Jeudi, 20 Septembre 2018
Dernières nouvelles
Principale » Serena Williams, une icône qui dérange

Serena Williams, une icône qui dérange

13 Septembre 2018

Un arbitre qui fait du zèle?

" Le plafond (de verre) que les femmes de couleur rencontrent sur leur chemin vers l'ascension n'a jamais paru si infranchissable que lors de la finale de l'US Open ", ajoute-t-elle dans une tribune publiée dans le Washington Post. Après le premier avertissement avait suivi une discussion musclée en plusieurs épisodes entre Serena et l'arbitre de chaise, le Portugais Carlos Ramos, qui s'était envenimée au fur et à mesure.

"J'ai parfois reçu un pré-avertissement par l'arbitre, qui me disait: Arrête ça ou je devrais te mettre un avertissement".
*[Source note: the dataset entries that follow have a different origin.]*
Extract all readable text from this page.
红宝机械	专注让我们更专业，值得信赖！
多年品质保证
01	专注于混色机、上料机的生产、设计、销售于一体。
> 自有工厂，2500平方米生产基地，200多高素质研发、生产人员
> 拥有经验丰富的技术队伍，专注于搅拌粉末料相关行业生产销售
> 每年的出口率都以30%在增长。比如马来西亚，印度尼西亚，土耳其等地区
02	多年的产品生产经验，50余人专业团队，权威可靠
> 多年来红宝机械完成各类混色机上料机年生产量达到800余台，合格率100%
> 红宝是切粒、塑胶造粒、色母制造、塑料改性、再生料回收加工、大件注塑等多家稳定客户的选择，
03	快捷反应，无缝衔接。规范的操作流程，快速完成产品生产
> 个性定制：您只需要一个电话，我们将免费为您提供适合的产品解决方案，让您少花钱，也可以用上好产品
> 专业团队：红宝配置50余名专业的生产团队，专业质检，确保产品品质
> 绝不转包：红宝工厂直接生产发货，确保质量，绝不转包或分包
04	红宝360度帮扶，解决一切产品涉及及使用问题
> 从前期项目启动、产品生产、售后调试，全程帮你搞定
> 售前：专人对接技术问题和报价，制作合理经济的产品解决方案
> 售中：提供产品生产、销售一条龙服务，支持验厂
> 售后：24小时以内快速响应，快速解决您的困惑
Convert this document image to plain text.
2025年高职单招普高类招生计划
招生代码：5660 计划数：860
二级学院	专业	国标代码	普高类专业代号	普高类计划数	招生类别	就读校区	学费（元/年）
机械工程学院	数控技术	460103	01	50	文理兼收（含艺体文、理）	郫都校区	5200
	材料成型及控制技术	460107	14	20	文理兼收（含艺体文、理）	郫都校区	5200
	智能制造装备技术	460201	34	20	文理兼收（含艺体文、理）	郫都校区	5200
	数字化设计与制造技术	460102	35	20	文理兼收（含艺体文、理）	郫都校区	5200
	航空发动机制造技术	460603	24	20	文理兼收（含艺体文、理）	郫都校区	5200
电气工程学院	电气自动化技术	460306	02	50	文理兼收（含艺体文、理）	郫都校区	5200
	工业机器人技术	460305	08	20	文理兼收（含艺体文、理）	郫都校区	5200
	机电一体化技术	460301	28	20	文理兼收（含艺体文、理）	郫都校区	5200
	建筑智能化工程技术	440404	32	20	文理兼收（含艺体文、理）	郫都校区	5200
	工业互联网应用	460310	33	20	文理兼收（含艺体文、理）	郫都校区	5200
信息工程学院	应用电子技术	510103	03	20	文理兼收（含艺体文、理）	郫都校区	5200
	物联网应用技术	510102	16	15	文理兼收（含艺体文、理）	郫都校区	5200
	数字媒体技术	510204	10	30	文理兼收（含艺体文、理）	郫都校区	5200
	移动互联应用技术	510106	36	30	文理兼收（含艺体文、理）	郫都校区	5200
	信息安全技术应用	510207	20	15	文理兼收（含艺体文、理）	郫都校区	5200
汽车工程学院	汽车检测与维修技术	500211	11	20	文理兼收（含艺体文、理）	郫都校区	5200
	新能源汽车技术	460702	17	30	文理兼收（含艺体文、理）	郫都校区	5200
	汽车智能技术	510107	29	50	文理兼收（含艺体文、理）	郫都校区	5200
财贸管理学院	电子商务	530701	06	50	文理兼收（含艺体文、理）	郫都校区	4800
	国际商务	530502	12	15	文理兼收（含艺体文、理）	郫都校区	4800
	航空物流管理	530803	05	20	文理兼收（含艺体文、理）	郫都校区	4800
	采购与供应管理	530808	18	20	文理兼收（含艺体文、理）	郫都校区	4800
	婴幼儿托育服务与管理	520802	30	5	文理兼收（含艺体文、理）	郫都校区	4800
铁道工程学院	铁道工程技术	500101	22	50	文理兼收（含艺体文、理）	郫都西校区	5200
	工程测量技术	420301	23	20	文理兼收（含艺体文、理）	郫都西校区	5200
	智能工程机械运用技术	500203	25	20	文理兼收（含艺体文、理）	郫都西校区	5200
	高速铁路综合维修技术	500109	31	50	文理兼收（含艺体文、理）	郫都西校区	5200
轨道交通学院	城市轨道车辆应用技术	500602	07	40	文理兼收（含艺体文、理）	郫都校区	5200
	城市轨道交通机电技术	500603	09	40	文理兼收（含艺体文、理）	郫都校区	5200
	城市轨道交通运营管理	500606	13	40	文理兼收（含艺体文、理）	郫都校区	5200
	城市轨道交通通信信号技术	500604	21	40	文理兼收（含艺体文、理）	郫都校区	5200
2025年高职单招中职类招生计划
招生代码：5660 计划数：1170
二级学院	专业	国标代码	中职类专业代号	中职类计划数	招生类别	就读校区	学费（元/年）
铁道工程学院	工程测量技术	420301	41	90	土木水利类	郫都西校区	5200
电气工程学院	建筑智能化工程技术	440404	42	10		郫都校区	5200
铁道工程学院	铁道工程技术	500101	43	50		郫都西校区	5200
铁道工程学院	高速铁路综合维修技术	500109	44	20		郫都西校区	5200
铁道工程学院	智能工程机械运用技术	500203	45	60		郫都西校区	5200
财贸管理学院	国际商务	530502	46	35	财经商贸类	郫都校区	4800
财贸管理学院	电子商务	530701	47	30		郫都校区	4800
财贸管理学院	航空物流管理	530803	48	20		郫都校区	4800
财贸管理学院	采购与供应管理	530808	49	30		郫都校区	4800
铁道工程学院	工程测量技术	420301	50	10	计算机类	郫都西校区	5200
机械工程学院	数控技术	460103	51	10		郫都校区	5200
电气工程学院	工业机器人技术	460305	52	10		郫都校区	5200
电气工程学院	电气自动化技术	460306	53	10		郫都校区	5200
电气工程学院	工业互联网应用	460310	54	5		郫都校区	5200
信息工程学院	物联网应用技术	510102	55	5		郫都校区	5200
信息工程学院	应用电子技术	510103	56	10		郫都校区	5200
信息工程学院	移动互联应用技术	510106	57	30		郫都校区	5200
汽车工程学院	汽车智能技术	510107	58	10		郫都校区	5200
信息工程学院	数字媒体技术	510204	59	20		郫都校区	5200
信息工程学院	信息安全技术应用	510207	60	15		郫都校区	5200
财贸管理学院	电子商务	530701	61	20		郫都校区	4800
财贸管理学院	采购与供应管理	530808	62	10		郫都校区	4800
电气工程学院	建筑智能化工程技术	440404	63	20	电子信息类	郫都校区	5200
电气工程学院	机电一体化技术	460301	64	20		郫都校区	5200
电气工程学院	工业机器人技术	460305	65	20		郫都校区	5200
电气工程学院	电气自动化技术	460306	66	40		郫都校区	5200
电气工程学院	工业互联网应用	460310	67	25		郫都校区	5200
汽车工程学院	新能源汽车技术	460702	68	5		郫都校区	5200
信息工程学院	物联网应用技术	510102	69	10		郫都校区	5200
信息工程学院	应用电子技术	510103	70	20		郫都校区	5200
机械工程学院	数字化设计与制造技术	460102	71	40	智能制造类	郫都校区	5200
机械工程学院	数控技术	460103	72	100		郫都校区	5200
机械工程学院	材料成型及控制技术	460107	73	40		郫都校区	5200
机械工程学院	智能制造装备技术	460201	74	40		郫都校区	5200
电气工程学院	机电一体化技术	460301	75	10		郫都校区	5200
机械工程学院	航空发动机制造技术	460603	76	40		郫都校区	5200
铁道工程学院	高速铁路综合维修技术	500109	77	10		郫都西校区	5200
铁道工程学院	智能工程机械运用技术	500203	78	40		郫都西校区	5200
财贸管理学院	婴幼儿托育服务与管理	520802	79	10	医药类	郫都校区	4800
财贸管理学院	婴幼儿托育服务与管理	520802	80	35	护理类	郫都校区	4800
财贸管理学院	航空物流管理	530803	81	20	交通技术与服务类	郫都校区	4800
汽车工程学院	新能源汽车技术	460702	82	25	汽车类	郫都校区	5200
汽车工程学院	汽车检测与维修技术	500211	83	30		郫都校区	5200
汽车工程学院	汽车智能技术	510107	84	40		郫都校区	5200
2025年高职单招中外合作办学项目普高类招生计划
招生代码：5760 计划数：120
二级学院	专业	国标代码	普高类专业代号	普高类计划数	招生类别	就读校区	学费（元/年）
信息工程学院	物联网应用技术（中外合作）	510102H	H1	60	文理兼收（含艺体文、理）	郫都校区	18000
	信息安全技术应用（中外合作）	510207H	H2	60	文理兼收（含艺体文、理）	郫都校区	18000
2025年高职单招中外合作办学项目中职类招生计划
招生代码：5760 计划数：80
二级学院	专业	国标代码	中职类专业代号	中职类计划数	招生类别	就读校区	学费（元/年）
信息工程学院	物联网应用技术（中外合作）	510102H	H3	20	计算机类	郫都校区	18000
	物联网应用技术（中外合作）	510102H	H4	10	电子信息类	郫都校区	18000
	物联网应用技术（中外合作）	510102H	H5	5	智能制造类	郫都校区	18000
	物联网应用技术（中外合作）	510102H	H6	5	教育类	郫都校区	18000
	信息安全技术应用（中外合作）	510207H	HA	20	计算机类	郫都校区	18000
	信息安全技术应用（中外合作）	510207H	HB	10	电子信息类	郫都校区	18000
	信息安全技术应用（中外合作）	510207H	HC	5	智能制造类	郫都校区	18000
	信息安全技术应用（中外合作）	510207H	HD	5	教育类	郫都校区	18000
Michael Moore appelle les Américains à la résistance face à Trump
Ce nouveau documentaire est une suite non-officielle de son précédent Fahrenheit 9/11 sur l'arrivée au pouvoir de George W.

Des avertissements pour "coaching", "bris de raquette" et "insulte". "Je dois admettre que j'ai dit pire sans être pénalisé", reconnaît Blake. "Il est dans son pouvoir de prendre cette décision, mais le bon sens aurait dû primer", estime, pour sa part, l'ex-N.1 mondial Andy Roddick. Selon lui, Serena Williams abuse d'un contexte médiatique sensible à la question du sexisme pour contester un arbitrage pourtant justifié.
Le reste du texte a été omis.